很多人都沒見過淩晨三點的城市是什麼模樣,是酣睡如孩童,還是默默守護著夜歸的人?然而一千個人的心中有一千個哈姆雷特,此時陸徽因眼裡的城市除卻寂靜還覺得冷得讓人心顫。
陸徽因毫不費力就找到了方馥馥,她醉眼迷離看著他嗤嗤笑起來,“你難道不懂,你越是這樣護著她,我越是不能放過她嗎?哈哈哈。真是有趣,如果你的父母親戚知道你愛的女人有過這樣一段過去,不知是否能和你一樣不在乎。你說,究竟是他們的顏面重要,還是你的愛情重要?”
陸徽因在她對面坐下來,這一刻他才終於明白過來什麼叫做守護,也有些明白了孟嫮宜短暫溫情後的絕情。她考慮的從來都很長遠,對自己,對他,唯有分開才能避免傷害。
“你想怎樣?”
方馥馥笑而不語,搖搖晃晃起身走過去跌坐進他懷裡。鼻尖觸碰在他的下巴上,雙眼迷離性感不可方物。她舉起手機咔嚓一張,然後摟住他的脖子嬌笑道:“我們一起發個朋友圈怎麼樣?”
“哦對了,我們不再是朋友了,你把我刪除了呢。”方馥馥不疾不徐地將照片儲存好,又編輯了一段文字,抬眼看著他,手指輕輕一點,提示上傳成功。
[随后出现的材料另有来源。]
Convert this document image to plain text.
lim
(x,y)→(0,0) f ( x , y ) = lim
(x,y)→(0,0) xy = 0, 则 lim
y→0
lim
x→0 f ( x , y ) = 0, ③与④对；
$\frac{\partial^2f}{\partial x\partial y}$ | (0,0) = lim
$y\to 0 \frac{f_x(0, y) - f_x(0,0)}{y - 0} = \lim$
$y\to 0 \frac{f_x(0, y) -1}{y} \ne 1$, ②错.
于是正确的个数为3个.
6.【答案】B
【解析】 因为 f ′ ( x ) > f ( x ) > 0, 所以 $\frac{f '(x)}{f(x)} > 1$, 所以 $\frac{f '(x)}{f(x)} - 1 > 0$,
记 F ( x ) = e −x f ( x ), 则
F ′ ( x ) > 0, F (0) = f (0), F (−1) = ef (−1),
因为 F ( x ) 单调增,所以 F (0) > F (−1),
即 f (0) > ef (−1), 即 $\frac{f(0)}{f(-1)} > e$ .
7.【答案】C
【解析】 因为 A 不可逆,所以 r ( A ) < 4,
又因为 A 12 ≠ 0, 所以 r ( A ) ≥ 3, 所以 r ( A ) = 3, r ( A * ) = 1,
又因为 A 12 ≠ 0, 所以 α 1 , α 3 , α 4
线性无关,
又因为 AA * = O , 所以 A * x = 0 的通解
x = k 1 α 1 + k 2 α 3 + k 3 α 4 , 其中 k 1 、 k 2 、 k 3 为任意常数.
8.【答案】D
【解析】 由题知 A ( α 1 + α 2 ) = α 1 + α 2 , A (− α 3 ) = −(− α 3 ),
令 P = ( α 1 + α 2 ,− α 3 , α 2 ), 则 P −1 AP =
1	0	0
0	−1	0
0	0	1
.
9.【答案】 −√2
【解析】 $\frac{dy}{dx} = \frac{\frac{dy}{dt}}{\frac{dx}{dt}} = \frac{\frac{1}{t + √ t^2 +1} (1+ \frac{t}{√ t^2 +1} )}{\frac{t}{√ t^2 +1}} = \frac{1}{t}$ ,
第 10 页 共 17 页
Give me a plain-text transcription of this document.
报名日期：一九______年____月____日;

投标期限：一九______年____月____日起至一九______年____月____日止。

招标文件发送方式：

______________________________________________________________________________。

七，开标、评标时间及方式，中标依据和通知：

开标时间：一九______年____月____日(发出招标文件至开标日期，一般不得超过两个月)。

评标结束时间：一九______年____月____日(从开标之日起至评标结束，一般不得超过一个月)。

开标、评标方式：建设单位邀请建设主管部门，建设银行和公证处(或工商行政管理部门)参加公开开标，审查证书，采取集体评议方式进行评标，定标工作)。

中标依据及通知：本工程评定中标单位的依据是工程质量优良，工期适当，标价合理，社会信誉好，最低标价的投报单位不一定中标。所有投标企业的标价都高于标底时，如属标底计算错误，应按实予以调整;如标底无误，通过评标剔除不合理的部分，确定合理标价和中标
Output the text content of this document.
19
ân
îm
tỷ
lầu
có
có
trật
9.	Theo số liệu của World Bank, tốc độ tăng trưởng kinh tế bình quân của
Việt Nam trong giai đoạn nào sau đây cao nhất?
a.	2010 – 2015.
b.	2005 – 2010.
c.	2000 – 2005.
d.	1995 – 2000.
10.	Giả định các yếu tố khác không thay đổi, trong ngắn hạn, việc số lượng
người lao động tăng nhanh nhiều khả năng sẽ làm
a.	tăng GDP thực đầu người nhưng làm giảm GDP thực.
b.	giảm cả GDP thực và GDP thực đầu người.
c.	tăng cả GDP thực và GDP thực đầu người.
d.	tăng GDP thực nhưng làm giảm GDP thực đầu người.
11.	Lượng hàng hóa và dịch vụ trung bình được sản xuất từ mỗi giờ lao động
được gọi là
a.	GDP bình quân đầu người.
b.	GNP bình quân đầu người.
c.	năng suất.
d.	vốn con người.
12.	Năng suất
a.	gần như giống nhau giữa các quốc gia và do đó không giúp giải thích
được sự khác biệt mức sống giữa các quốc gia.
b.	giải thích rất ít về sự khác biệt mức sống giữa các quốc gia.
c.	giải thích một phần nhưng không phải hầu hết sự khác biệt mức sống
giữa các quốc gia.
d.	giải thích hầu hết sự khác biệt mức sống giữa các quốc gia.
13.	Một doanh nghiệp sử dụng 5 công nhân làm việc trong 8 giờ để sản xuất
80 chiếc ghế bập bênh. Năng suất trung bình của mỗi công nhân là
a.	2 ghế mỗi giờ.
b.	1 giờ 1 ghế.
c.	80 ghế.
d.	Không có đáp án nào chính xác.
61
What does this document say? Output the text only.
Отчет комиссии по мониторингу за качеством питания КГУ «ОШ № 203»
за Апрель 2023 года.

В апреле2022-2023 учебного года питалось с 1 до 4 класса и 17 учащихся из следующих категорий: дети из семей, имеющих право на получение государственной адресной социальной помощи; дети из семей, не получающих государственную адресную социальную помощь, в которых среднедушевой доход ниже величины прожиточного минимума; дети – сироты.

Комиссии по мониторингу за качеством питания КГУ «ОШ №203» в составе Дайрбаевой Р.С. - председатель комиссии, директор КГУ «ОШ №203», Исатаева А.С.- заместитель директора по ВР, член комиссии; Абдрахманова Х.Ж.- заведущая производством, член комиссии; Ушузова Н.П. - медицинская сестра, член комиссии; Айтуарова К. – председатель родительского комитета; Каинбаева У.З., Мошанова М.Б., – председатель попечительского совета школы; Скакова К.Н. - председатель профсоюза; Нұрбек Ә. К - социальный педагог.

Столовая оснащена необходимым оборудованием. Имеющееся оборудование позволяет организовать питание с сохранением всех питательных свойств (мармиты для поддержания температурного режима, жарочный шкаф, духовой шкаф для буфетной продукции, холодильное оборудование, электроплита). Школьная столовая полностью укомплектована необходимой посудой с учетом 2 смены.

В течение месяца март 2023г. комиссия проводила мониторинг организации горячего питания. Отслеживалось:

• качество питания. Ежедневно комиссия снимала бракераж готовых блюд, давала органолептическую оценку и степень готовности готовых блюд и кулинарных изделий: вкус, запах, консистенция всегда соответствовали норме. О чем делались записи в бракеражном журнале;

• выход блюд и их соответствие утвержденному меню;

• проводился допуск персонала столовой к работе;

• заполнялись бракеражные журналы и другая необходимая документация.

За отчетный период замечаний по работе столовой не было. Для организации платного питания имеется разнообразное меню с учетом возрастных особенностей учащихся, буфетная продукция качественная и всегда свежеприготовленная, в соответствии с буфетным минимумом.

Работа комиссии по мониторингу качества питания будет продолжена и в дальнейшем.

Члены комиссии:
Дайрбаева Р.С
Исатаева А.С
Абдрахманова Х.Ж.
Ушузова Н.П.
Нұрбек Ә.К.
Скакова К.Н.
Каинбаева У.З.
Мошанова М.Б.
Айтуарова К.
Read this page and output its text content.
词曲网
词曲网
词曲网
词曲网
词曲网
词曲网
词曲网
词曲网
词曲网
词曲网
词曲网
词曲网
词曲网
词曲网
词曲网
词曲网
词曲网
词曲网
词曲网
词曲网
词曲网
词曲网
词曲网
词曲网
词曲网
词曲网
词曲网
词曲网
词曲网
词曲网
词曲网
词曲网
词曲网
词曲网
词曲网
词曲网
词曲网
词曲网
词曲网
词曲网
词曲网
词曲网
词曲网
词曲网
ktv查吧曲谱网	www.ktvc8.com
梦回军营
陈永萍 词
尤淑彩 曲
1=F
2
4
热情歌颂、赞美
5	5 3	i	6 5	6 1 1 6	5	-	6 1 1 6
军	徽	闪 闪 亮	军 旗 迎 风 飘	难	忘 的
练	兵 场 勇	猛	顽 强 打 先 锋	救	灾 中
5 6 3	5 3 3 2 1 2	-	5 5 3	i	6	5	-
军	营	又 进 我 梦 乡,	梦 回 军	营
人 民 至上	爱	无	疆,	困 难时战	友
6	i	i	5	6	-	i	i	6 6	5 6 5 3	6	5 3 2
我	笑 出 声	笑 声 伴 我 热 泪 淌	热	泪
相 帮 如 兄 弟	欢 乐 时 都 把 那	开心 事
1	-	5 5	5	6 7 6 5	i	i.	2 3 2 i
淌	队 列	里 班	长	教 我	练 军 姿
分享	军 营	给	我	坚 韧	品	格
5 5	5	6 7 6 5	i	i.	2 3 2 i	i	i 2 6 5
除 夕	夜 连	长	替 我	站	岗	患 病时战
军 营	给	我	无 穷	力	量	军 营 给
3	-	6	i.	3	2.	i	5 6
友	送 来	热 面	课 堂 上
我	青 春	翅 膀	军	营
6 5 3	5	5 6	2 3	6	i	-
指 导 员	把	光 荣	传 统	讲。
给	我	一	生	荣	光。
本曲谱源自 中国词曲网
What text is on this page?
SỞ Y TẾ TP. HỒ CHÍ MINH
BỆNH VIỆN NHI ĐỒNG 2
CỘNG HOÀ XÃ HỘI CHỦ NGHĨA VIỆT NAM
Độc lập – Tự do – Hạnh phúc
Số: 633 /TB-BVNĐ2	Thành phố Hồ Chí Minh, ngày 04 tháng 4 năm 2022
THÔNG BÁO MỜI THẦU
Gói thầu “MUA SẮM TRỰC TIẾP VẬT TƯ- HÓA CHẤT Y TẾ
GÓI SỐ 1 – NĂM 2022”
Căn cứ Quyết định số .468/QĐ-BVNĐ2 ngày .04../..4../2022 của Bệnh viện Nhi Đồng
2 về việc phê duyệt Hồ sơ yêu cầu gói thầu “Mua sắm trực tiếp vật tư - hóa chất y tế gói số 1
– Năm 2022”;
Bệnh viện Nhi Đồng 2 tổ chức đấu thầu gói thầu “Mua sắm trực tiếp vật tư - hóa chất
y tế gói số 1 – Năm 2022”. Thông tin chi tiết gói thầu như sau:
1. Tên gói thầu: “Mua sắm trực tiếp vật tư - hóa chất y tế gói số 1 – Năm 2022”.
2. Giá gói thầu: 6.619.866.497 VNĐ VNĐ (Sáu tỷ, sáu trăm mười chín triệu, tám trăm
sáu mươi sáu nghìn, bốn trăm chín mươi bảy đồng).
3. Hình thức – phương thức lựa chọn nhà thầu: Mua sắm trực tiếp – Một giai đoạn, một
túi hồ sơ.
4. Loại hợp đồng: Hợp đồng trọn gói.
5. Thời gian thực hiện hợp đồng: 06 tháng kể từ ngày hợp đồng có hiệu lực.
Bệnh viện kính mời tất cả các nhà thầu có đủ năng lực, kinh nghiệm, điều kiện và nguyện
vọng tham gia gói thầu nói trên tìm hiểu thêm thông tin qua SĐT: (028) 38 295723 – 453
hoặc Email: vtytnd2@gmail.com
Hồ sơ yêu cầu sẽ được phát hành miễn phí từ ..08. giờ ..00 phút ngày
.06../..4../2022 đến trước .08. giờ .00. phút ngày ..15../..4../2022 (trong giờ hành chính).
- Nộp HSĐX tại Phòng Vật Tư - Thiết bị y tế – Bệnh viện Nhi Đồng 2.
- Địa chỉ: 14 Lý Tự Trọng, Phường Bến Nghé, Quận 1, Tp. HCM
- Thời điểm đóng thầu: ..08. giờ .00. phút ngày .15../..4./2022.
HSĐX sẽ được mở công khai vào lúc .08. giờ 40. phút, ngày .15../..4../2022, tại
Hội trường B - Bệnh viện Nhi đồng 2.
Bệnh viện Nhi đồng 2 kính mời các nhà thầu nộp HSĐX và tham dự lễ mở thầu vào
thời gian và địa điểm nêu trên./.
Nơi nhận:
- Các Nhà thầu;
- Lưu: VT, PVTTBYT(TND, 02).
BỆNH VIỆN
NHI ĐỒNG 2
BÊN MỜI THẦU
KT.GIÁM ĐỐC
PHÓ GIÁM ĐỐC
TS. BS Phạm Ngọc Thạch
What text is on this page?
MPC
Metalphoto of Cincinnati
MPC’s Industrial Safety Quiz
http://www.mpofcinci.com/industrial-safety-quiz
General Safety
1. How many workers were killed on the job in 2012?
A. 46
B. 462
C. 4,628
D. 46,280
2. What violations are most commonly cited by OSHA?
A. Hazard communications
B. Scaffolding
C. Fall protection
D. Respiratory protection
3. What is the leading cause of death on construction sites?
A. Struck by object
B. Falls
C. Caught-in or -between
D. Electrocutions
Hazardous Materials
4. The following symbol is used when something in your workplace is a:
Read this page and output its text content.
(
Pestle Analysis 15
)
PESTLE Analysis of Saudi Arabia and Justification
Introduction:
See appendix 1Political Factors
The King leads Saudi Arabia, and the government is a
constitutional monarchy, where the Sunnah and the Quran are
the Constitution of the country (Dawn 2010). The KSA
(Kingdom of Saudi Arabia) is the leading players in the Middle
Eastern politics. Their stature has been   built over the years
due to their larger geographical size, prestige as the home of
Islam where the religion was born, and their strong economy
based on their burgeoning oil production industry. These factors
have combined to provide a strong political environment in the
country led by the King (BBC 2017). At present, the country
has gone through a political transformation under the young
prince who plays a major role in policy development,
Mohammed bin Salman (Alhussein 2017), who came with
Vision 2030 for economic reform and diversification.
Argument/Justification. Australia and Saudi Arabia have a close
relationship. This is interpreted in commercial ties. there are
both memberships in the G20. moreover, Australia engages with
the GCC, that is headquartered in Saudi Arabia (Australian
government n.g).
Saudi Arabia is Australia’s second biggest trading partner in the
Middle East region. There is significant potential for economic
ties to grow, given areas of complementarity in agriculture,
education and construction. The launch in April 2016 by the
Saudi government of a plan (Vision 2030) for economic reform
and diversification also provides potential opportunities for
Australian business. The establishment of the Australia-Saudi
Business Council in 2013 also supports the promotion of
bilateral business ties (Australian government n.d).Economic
陸徽因不動聲色地將她推開,起身走到吧臺要了杯冰水。冰冷的液體順著喉嚨流進胃裡,這才讓他感覺好一點。酒吧要歇業了,方馥馥只得離開。陸徽因將人送到22層的門口,方馥馥拽著他的領口誘惑道:“照片都發了,擔個虛名多不值當,你就真的不想進來坐一會兒嗎?”
陸徽因剋制著眼底的厭惡情緒,“老實說,我一直當你是我和嘉言的妹妹來看待的,我也沒有給過你任何幻想,做什麼非要執迷不悟呢?”
聞言方馥馥笑得連腰都直不起來,“妹妹?誰要當妹妹。我那麼多哥哥,難道還缺你一個嗎?你說我執迷不悟,那麼孟嫮宜呢?她這十年裡有沒有聯系過你?有沒有給過你幻想?程嘉言都告訴我了,你們也不過是在上海偶遇才重新聯系起來,既然這十年對大家來說都是空白,憑什麼我就輸了呢?”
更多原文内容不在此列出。